3. Overlooking forecasts and valuations

There are traders who rely on the technical analysis and merely follow the trend, thus ignoring the fundamental analysis and missing on the underlying business’ factors, growth and valuations. In such cases traders violate the core rules of the long-term investing, only fundamental analysis can give you an insight into why the company is growing and to determine if a stock is cheap based on fundamental valuation.

4. Selling winners and holding losers

Investors naturally want to sell winners and hold onto losers. That’s because they’re constantly afraid that their gains will be erased, and always hopeful that they can recover their losses.

History shows us how disastrous selling winners can be. If you had invested $10,000 in Amazon’s (NASDAQ:AMZN) IPO in 1997, you would have received 555 shares. After three splits in 1998 and 1999, your share count would have risen to 6,660. That stake would be worth $5.8 million today. Imagine how you would feel if you had sold that stake the first time it doubled, tripled, or even quadrupled.

As for losers we can look at BlackBerry (NASDAQ:BBRY), which lost 95% of its market value over the past decade. Investors who believed that the former smartphone market leader would make a comeback (in phones, tablets, or software) were repeatedly disappointed.

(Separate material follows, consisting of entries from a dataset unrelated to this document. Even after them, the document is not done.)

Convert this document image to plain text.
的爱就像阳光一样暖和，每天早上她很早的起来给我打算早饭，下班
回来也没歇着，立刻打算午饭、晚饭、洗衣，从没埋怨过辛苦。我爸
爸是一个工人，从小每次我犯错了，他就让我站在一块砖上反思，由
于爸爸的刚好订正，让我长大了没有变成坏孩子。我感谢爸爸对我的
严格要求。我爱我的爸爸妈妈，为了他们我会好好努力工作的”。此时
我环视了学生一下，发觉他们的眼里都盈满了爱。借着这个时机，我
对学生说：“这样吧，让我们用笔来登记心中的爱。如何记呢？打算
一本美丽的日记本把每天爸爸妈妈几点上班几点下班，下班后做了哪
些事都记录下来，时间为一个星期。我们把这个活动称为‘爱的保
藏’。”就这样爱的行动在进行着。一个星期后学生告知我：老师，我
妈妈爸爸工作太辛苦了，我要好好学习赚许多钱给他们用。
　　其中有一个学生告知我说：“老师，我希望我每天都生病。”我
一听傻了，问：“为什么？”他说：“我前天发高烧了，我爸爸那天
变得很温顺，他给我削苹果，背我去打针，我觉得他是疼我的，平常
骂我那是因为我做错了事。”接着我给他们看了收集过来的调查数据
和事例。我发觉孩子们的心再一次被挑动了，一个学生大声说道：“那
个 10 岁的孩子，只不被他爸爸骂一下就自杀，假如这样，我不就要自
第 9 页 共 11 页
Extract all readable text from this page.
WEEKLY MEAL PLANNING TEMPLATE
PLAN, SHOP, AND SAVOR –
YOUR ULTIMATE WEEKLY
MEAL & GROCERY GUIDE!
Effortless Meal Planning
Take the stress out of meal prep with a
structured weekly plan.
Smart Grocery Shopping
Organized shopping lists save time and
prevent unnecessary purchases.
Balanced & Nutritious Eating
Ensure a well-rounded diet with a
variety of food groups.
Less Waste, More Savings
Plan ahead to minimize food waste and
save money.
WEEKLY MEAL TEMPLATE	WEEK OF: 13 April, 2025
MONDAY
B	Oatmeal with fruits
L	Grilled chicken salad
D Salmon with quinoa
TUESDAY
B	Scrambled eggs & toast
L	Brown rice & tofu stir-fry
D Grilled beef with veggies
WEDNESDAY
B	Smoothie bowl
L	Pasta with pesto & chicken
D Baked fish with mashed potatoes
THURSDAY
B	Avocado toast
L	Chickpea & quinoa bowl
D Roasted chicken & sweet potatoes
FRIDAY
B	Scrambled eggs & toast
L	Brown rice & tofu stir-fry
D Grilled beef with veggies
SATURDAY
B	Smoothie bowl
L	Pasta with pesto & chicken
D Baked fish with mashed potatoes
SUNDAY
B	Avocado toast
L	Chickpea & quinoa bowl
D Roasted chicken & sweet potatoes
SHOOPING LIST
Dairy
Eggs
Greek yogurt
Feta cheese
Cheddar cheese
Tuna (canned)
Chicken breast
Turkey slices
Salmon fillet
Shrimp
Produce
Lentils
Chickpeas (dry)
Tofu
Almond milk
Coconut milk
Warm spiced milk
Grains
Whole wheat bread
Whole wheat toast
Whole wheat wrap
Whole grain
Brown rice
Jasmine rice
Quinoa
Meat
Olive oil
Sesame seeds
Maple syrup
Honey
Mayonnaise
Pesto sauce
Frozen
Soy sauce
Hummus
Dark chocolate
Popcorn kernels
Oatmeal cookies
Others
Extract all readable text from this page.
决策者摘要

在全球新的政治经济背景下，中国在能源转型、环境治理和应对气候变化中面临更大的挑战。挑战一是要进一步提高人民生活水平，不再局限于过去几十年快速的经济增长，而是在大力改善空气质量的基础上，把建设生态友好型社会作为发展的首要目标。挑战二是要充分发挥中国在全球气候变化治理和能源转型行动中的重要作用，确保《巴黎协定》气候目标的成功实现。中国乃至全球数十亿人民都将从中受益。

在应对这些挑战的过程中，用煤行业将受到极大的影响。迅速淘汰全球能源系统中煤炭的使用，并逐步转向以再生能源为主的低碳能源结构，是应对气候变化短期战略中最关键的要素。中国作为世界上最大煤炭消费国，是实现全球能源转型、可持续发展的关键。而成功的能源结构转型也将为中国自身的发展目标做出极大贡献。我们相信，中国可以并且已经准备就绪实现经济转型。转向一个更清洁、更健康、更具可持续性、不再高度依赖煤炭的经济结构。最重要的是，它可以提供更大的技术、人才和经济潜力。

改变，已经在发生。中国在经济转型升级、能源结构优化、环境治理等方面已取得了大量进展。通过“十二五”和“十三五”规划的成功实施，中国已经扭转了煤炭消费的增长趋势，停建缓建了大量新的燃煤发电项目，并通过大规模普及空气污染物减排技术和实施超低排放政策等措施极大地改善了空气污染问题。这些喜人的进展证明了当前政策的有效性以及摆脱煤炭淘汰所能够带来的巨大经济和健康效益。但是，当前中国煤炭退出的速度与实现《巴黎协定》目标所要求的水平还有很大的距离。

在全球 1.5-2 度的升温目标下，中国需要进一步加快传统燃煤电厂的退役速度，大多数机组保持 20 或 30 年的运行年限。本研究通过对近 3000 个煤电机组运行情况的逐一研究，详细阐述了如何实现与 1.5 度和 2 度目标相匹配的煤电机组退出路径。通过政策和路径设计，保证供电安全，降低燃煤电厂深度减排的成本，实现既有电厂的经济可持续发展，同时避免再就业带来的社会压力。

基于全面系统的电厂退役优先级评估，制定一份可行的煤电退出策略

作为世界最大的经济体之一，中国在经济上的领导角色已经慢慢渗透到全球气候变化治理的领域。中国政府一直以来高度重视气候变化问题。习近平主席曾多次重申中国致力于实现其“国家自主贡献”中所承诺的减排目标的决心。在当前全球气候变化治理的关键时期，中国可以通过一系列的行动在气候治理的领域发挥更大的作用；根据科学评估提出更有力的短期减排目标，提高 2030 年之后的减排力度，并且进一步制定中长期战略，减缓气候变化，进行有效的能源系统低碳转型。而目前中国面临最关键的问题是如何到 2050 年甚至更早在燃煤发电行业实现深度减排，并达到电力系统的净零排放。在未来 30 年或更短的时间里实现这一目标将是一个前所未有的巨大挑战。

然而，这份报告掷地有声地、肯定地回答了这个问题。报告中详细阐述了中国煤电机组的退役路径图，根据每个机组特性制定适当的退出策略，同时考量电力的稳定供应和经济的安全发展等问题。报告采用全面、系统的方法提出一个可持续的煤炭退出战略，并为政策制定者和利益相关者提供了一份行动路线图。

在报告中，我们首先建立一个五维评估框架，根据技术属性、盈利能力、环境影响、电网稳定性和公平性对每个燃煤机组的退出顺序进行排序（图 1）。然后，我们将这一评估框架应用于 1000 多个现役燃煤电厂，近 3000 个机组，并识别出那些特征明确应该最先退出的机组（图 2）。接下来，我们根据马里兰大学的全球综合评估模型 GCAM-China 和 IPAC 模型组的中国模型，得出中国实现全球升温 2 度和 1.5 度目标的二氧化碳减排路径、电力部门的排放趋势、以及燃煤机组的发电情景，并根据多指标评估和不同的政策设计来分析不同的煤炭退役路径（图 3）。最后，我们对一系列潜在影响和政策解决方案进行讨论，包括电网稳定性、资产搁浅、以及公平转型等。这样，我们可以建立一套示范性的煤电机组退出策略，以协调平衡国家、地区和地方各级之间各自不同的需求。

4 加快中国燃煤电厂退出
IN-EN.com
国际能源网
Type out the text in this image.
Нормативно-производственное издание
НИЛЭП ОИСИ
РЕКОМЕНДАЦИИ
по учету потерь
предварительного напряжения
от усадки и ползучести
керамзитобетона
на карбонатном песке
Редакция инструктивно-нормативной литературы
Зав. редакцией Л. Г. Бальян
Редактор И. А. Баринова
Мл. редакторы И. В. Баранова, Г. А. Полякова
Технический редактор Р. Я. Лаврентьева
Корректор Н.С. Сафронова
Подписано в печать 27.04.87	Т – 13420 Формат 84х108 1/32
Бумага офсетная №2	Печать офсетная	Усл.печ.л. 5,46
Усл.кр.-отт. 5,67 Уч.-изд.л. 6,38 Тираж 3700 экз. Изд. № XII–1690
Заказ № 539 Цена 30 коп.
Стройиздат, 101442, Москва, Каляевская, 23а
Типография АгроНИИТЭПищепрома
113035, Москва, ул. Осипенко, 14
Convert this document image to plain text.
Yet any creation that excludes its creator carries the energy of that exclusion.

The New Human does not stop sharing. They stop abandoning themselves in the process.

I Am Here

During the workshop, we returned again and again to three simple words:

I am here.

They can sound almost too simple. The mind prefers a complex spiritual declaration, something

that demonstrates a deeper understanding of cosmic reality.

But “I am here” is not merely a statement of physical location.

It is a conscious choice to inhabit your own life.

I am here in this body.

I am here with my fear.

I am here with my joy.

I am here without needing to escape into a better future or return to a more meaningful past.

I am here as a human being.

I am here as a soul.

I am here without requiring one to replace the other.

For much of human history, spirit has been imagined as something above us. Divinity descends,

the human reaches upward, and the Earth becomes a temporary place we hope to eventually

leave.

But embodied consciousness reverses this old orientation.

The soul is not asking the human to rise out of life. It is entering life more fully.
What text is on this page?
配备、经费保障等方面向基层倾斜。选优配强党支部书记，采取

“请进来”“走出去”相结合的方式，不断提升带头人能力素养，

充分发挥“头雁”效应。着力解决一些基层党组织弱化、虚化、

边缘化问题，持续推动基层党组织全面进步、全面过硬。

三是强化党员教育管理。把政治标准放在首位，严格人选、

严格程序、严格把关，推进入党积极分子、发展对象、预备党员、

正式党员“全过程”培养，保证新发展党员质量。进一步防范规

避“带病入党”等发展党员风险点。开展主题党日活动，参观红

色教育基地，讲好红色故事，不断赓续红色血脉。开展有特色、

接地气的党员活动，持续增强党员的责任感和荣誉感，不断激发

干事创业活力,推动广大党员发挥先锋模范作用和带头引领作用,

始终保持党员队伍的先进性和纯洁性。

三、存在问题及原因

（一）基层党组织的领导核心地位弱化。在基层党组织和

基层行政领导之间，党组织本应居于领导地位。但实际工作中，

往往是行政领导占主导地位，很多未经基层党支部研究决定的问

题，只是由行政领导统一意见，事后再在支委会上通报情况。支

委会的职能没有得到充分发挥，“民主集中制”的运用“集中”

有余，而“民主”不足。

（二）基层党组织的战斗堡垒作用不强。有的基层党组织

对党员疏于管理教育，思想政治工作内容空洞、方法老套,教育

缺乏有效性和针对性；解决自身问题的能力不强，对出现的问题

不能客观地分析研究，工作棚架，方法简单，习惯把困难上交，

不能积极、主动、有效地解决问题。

Chinese firm TCL launched a new device under the diminished BlackBerry brand in February. $549 smartphone runs on Google's Android OS
Chinese firm TCL launched a new device under the diminished BlackBerry brand in February

5. Failing to diversify

One of the easiest ways to lose money in the stock market is to not diversify. Investing in one single stock might be great if that stock goes up, but you’ll be in big trouble when it comes plunging down.

Meantime buying a lot of stocks from a single sector doesn’t count as diversification, since bad news about one company often drags down its industry peers. Thus it would make more sense to spread your stocks out over a number of industry sectors.

6. Craving to get rich quickly

Financial sphere is crowded with account managers and strategy developers, they all promise to share a magic trick to help you top the charts of investing gurus. Some of them can really help you improve your investing approach but none of them can promise you wealth until you work hard on it yourself.

A vast majority of traders need to realize that they need to conquer themselves, learn, practice, do their homework and improve self-awareness. This chart of emotions will help you realize how important it is to tame your emotions when money is at stake.

Unrealistic expectations and emotional instability lead to considerable financial losses.
Unrealistic expectations and emotional instability lead to considerable financial losses

The key takeaways

Here is what you might want to do when trading stocks: look deeper into corporate news and reports, understand the company you trade, diversify your trading portfolio, let the winners grow and cut losses. Thus you will get a chance to improve your trading effectiveness.